BALTIMORE (AP) - Ethics concerns have prompted Maryland officials to delay voting on a $68.5 million transportation contract.
The Department of Transportation delayed the vote Wednesday amid questions about the ties between the winning bidder and the state’s transportation secretary, Pete K. Rahn, news outlets reported. The contract would have paid a consortium of companies to oversee part of Gov. Larry Hogan’s $7.6 billion highway expansion plan to relieve traffic congestion in the Baltimore-Washington corridor.
The transportation secretary was employed by consortium leader HNTB Corp. just before he joined Hogan’s administration.
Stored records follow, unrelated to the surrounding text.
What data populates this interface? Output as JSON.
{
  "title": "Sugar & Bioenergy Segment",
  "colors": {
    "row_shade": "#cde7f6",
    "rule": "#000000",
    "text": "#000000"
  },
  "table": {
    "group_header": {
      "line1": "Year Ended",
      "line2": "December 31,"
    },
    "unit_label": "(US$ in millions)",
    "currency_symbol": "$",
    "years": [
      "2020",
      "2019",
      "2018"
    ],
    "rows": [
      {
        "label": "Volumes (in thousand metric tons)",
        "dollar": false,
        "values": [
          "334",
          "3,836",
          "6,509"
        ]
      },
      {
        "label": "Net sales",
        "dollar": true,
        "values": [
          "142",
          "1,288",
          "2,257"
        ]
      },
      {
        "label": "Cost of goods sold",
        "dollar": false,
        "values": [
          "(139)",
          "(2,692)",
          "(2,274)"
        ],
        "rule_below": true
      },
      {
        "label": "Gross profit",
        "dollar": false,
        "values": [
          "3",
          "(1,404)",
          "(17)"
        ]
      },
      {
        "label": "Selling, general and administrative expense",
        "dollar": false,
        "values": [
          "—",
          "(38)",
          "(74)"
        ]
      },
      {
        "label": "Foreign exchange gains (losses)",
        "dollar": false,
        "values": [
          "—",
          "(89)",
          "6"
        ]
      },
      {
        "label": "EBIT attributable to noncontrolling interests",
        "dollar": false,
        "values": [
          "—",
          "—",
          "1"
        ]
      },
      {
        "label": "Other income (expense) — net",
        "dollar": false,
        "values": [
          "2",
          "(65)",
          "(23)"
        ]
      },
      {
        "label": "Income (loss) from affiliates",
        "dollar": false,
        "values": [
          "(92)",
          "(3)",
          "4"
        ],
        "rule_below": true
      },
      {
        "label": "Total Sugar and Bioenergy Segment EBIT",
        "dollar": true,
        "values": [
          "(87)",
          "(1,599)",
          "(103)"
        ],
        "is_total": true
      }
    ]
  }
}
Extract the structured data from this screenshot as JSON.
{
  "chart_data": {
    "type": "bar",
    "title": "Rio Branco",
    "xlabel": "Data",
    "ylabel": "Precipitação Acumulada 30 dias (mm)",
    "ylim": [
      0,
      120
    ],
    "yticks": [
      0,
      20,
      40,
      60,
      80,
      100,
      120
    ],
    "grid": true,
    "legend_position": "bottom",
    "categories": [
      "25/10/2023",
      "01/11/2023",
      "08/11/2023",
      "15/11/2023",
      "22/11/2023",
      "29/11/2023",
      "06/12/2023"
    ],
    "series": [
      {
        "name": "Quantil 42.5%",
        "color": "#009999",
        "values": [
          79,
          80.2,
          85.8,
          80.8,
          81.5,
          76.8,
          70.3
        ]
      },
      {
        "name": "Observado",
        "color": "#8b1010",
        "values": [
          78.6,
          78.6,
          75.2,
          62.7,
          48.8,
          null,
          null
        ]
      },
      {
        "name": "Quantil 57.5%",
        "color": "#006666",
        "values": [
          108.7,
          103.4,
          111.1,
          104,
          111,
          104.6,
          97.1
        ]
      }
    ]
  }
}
Rahn’s personal connection to the firm prompted questions by the state’s selection panel about how the firm was picked and whether there was enough transparency.
Rahn told The Daily Record in an interview published Monday that an opinion from the Maryland State Ethics Commission issued two weeks ago cleared his involvement. He said his dinner with an HNTB executive was a get-together with a friend that he paid for himself. He also said he doesn’t currently have stock in or financial ties to the company.
That interview was the first time he had disclosed he previously did own stock in the company. The Daily Record reported Wednesday that Rahn will amend his state financial disclosure filings after failing to disclose the ownership and later sale of HNTB stock.